Well, McClellan’s chief concern is the perception of elitism amongst judges, who can afford to live in relatively crime free areas, even after you factor in the expense of wig-cleaning and monthly tubs of gavel polish. Therefore, he says, judges find it difficult to understand community attitudes in areas unlike theirs. This argument and others like it have always struck me as a bit off. They seem to stem from the assumption that in order to be an authority on a certain thing, you need to be that certain thing. There are instances where this is obviously applicable – having a male Minister for the Status of Women would be stupid enough that Chris Pyne probably wants the job – but applying this logic across the board leads you to some pretty weird conclusions. (The most visible and odious of these is that Julia Gillard doesn’t understand working families because she’s got no kids. Guys, she knows what a family is, there’s even wild speculation that she was raised in one herself – plus, she’s bound to have seen at least one episode of Packed To The Rafters.)
What Judge McClellan seems to be getting at is that you don’t need to be a judge or live in a fancy part of town to be eligible for a bus pass, and he’s right to point that out. One of the more noxious assumptions of the left is that anyone who doesn’t share their views has been rendered unreasonable either by bigotry or misinformation. And that’s obviously not the case, just as it’s not the case that everything printed in the tabloids or hate-vomited over talkback is misinformation. It’s just that in the specific case of criminal sentencing, it is.

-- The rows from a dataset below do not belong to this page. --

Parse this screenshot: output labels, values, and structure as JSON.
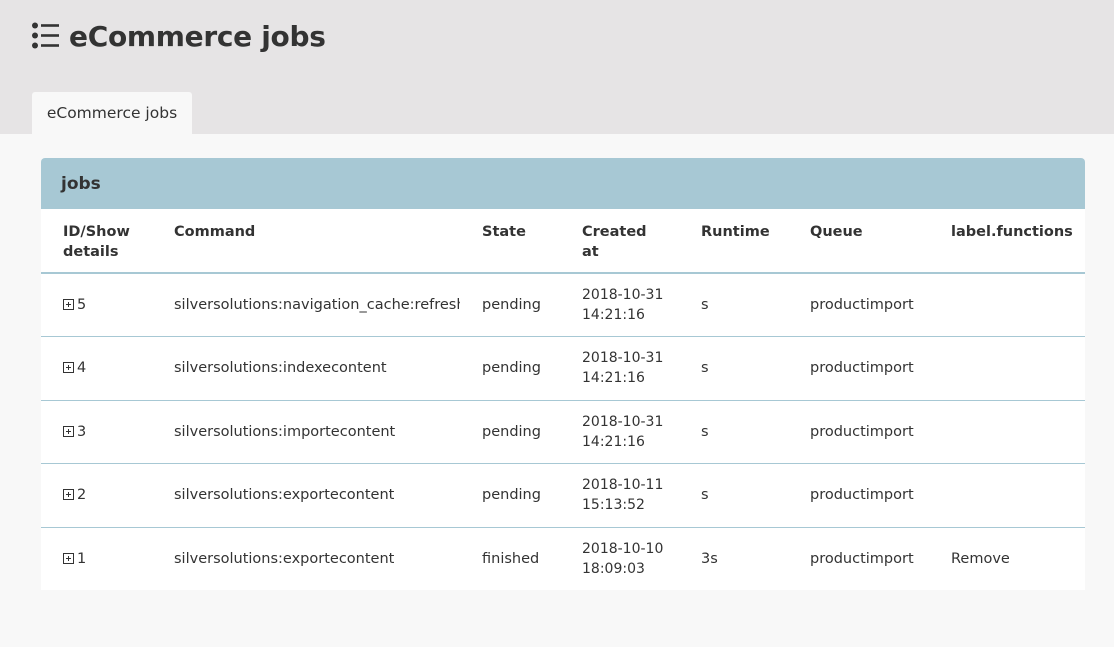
{
  "page": {
    "title": "eCommerce jobs"
  },
  "tabs": [
    {
      "label": "eCommerce jobs",
      "active": true
    }
  ],
  "panel": {
    "title": "jobs"
  },
  "table": {
    "headers": {
      "id": "ID/Show details",
      "command": "Command",
      "state": "State",
      "created": "Created at",
      "runtime": "Runtime",
      "queue": "Queue",
      "functions": "label.functions"
    },
    "rows": [
      {
        "id": "5",
        "command": "silversolutions:navigation_cache:refresh",
        "state": "pending",
        "created_date": "2018-10-31",
        "created_time": "14:21:16",
        "runtime": "s",
        "queue": "productimport",
        "functions": ""
      },
      {
        "id": "4",
        "command": "silversolutions:indexecontent",
        "state": "pending",
        "created_date": "2018-10-31",
        "created_time": "14:21:16",
        "runtime": "s",
        "queue": "productimport",
        "functions": ""
      },
      {
        "id": "3",
        "command": "silversolutions:importecontent",
        "state": "pending",
        "created_date": "2018-10-31",
        "created_time": "14:21:16",
        "runtime": "s",
        "queue": "productimport",
        "functions": ""
      },
      {
        "id": "2",
        "command": "silversolutions:exportecontent",
        "state": "pending",
        "created_date": "2018-10-11",
        "created_time": "15:13:52",
        "runtime": "s",
        "queue": "productimport",
        "functions": ""
      },
      {
        "id": "1",
        "command": "silversolutions:exportecontent",
        "state": "finished",
        "created_date": "2018-10-10",
        "created_time": "18:09:03",
        "runtime": "3s",
        "queue": "productimport",
        "functions": "Remove"
      }
    ]
  },
  "colors": {
    "header_bg": "#e6e4e5",
    "page_bg": "#f8f8f8",
    "panel_head_bg": "#a7c8d4",
    "text": "#333333"
  },
  "icons": {
    "title_icon": "list-icon",
    "row_expand_icon": "plus-square-icon"
  }
}
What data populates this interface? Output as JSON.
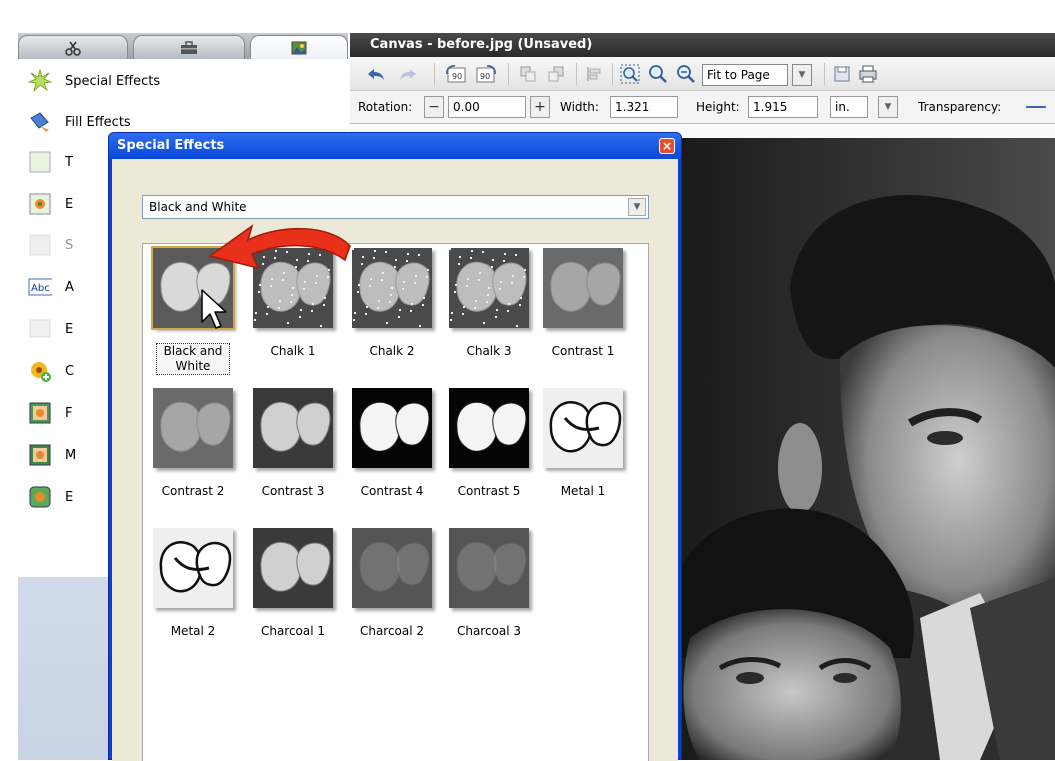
{
  "sidebar": {
    "tabs": [
      {
        "icon": "scissors-icon"
      },
      {
        "icon": "toolbox-icon"
      },
      {
        "icon": "picture-icon"
      }
    ],
    "items": [
      {
        "label": "Special Effects",
        "icon": "starburst-icon",
        "icon_color": "#b8e05a"
      },
      {
        "label": "Fill Effects",
        "icon": "paint-bucket-icon",
        "icon_color": "#4a7fd1"
      },
      {
        "label": "T",
        "icon": "blank-page-icon",
        "icon_color": "#d9eac3"
      },
      {
        "label": "E",
        "icon": "flower-frame-icon",
        "icon_color": "#f28a2b"
      },
      {
        "label": "S",
        "icon": "disabled-icon",
        "icon_color": "#d8d8d8"
      },
      {
        "label": "A",
        "icon": "abc-text-icon",
        "icon_color": "#3b6cc9"
      },
      {
        "label": "E",
        "icon": "disabled-edit-icon",
        "icon_color": "#d8d8d8"
      },
      {
        "label": "C",
        "icon": "flower-add-icon",
        "icon_color": "#f5b81c"
      },
      {
        "label": "F",
        "icon": "frame-icon",
        "icon_color": "#e78b2a"
      },
      {
        "label": "M",
        "icon": "mask-icon",
        "icon_color": "#e78b2a"
      },
      {
        "label": "E",
        "icon": "edge-icon",
        "icon_color": "#e78b2a"
      }
    ]
  },
  "canvas": {
    "title": "Canvas - before.jpg (Unsaved)",
    "zoom_option": "Fit to Page",
    "rotation_label": "Rotation:",
    "rotation_value": "0.00",
    "width_label": "Width:",
    "width_value": "1.321",
    "height_label": "Height:",
    "height_value": "1.915",
    "unit": "in.",
    "transparency_label": "Transparency:"
  },
  "dialog": {
    "title": "Special Effects",
    "dropdown_value": "Black and White",
    "effects": [
      {
        "label": "Black and White",
        "style": "bw",
        "selected": true
      },
      {
        "label": "Chalk 1",
        "style": "chalk"
      },
      {
        "label": "Chalk 2",
        "style": "chalk"
      },
      {
        "label": "Chalk 3",
        "style": "chalk"
      },
      {
        "label": "Contrast 1",
        "style": "low"
      },
      {
        "label": "Contrast 2",
        "style": "low"
      },
      {
        "label": "Contrast 3",
        "style": "mid"
      },
      {
        "label": "Contrast 4",
        "style": "high"
      },
      {
        "label": "Contrast 5",
        "style": "high"
      },
      {
        "label": "Metal 1",
        "style": "metal"
      },
      {
        "label": "Metal 2",
        "style": "metal"
      },
      {
        "label": "Charcoal 1",
        "style": "mid"
      },
      {
        "label": "Charcoal 2",
        "style": "blur"
      },
      {
        "label": "Charcoal 3",
        "style": "blur"
      }
    ]
  },
  "colors": {
    "dialog_title": "#0a48d8",
    "highlight_arrow": "#e8301a",
    "selection_outline": "#d4a64a"
  }
}
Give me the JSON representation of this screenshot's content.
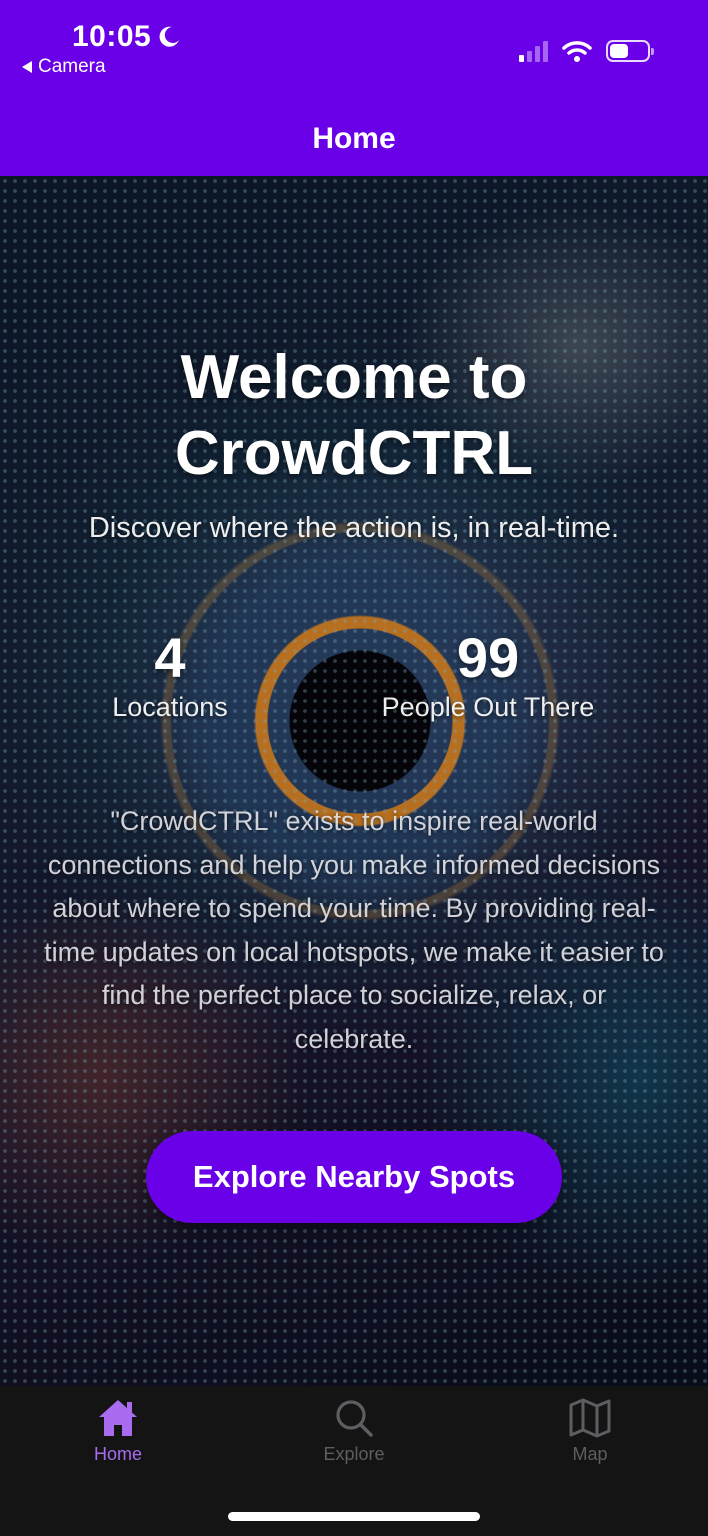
{
  "status_bar": {
    "time": "10:05",
    "back_app": "Camera",
    "moon_icon": "moon-icon",
    "signal_icon": "cellular-signal-icon",
    "wifi_icon": "wifi-icon",
    "battery_icon": "battery-icon",
    "battery_level": 0.5
  },
  "header": {
    "title": "Home"
  },
  "hero": {
    "welcome_line1": "Welcome to",
    "welcome_line2": "CrowdCTRL",
    "subtitle": "Discover where the action is, in real-time.",
    "stats": [
      {
        "value": "4",
        "label": "Locations"
      },
      {
        "value": "99",
        "label": "People Out There"
      }
    ],
    "mission": "\"CrowdCTRL\" exists to inspire real-world connections and help you make informed decisions about where to spend your time. By providing real-time updates on local hotspots, we make it easier to find the perfect place to socialize, relax, or celebrate.",
    "cta_label": "Explore Nearby Spots"
  },
  "tabbar": {
    "tabs": [
      {
        "label": "Home",
        "icon": "home-icon",
        "active": true
      },
      {
        "label": "Explore",
        "icon": "search-icon",
        "active": false
      },
      {
        "label": "Map",
        "icon": "map-icon",
        "active": false
      }
    ]
  },
  "colors": {
    "brand": "#6a00e8",
    "tab_active": "#a96bf0",
    "tab_inactive": "#5e5e62",
    "tabbar_bg": "#141414"
  }
}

But far more damagingly, in his assumption that talkback and tabloids reflect the attitudes of the wider community, McClellan’s got another problem. As he says himself in his speech, one of the difficulties of accurately gauging community expectations is that ‘[The community] does not speak with one voice. Some people clamor for retribution, others empathy’. So how genuinely reflective of this wide and varied community are Jones, Hadley and the Tele? I’m struggling to remember the last time that Piers Akerman or Tim Blair ‘clamored for empathy’. I’m also struggling to get my head around how a judge so concerned with the appearance of elitism could color the opinions of so many with such a broad brushstroke.
Of course I’m not suggesting that the views espoused on talkback and in the tabloids do not reflect a larger community sentiment. That would be absurdly wishful thinking. What I am suggesting is that maybe the best way to reflect community attitudes is straight from the source, rather than lazily getting the edited highlights via mediums that thrive on hyperbole and hysteria. It’s like trying to work out what someone looks like by getting a drunk to describe a caricature of them.

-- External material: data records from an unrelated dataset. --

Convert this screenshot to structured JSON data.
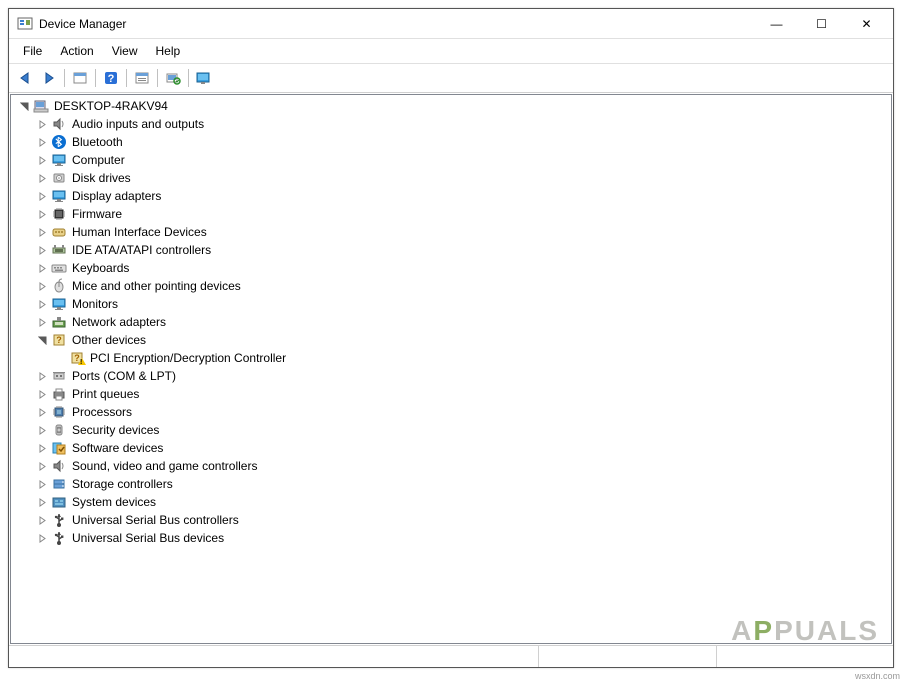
{
  "window": {
    "title": "Device Manager",
    "controls": {
      "minimize": "—",
      "maximize": "☐",
      "close": "✕"
    }
  },
  "menu": {
    "items": [
      "File",
      "Action",
      "View",
      "Help"
    ]
  },
  "toolbar": {
    "buttons": [
      {
        "name": "back",
        "icon": "arrow-left"
      },
      {
        "name": "forward",
        "icon": "arrow-right"
      },
      {
        "name": "sep"
      },
      {
        "name": "show-hidden",
        "icon": "panel"
      },
      {
        "name": "sep"
      },
      {
        "name": "help",
        "icon": "help"
      },
      {
        "name": "sep"
      },
      {
        "name": "properties",
        "icon": "panel2"
      },
      {
        "name": "sep"
      },
      {
        "name": "scan",
        "icon": "scan"
      },
      {
        "name": "sep"
      },
      {
        "name": "update-driver",
        "icon": "monitor-help"
      }
    ]
  },
  "tree": {
    "root": {
      "label": "DESKTOP-4RAKV94",
      "icon": "computer",
      "expanded": true,
      "children": [
        {
          "label": "Audio inputs and outputs",
          "icon": "speaker"
        },
        {
          "label": "Bluetooth",
          "icon": "bluetooth"
        },
        {
          "label": "Computer",
          "icon": "monitor"
        },
        {
          "label": "Disk drives",
          "icon": "disk"
        },
        {
          "label": "Display adapters",
          "icon": "monitor"
        },
        {
          "label": "Firmware",
          "icon": "chip"
        },
        {
          "label": "Human Interface Devices",
          "icon": "hid"
        },
        {
          "label": "IDE ATA/ATAPI controllers",
          "icon": "ide"
        },
        {
          "label": "Keyboards",
          "icon": "keyboard"
        },
        {
          "label": "Mice and other pointing devices",
          "icon": "mouse"
        },
        {
          "label": "Monitors",
          "icon": "monitor"
        },
        {
          "label": "Network adapters",
          "icon": "network"
        },
        {
          "label": "Other devices",
          "icon": "other",
          "expanded": true,
          "children": [
            {
              "label": "PCI Encryption/Decryption Controller",
              "icon": "other",
              "warning": true,
              "leaf": true
            }
          ]
        },
        {
          "label": "Ports (COM & LPT)",
          "icon": "port"
        },
        {
          "label": "Print queues",
          "icon": "printer"
        },
        {
          "label": "Processors",
          "icon": "cpu"
        },
        {
          "label": "Security devices",
          "icon": "security"
        },
        {
          "label": "Software devices",
          "icon": "software"
        },
        {
          "label": "Sound, video and game controllers",
          "icon": "speaker"
        },
        {
          "label": "Storage controllers",
          "icon": "storage"
        },
        {
          "label": "System devices",
          "icon": "system"
        },
        {
          "label": "Universal Serial Bus controllers",
          "icon": "usb"
        },
        {
          "label": "Universal Serial Bus devices",
          "icon": "usb"
        }
      ]
    }
  },
  "watermark": "APPUALS",
  "source": "wsxdn.com"
}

It’s important to understand what’s at stake. This isn’t about fretting over the expanding influence of the tabloids; it’s about the independence of the judiciary and, in turn, justice being done.

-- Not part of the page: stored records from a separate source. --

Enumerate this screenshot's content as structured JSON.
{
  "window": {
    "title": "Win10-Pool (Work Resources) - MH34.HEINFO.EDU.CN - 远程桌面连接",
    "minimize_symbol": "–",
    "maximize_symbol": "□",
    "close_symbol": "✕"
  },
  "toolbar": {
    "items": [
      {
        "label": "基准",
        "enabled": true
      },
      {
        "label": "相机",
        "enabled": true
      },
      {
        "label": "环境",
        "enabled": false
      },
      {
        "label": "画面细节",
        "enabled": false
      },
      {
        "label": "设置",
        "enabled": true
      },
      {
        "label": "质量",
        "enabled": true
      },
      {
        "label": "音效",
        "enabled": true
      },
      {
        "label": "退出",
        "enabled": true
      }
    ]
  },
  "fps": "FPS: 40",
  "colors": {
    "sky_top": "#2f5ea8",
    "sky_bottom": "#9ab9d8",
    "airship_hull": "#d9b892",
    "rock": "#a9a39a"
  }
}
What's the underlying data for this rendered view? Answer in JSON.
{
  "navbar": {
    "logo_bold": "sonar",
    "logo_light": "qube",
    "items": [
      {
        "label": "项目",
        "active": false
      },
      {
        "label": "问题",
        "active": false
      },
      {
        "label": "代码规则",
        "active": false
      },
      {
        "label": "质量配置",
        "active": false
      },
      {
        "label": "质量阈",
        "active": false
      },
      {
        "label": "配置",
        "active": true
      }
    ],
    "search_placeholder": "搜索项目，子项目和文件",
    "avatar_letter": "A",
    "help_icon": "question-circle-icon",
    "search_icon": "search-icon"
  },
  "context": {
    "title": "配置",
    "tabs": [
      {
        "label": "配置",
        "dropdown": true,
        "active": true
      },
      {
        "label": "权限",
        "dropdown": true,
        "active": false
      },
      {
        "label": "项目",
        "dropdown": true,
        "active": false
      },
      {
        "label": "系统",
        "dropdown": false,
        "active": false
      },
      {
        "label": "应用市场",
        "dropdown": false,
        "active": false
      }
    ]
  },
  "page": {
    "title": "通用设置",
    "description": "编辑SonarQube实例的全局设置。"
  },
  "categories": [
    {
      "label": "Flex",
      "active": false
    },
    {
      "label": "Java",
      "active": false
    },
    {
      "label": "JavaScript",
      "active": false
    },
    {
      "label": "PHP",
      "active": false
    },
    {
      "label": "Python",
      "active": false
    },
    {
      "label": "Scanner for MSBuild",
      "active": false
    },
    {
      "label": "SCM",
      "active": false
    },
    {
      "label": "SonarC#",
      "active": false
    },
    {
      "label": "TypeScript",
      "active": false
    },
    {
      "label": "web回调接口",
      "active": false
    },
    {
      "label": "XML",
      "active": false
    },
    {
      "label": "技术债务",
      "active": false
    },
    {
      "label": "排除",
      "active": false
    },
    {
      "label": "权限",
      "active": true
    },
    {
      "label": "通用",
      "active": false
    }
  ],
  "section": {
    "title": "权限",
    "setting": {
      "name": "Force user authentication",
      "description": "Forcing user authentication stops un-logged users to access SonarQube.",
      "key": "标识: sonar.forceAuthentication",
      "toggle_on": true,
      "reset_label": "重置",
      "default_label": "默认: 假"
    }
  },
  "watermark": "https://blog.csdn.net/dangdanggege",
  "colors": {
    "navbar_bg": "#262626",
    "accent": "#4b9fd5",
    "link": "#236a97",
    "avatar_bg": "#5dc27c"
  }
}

It is of real concern that judges can use the ‘illegitimate community expectations’ principle to disregard any media with which they don’t agree, but that, at least for now, is not what’s happening. What is happening is that judges are free to disregard certain community opinions, when their foundations are based on lies, which in turn are fuelled by grabs for ratings. This is not unreasonable, and this is not elitist.
You should still be allowed to take a jolly ride to Clapham even if you are misinformed on a few specific issues. Nobody’s seriously advocating some kind of system where all but the most learned and widely read are forced to walk. What seems reasonable, though, is that judges assess the legitimacy of community expectations on a case by case basis, taking into account the underlying assumptions which form them.
It seems unlikely that the tabloids and talkback will heed the Prime Minister’s advice last year to ‘stop writing (and talking) crap’, but still, that doesn’t mean that the judiciary has to swallow it.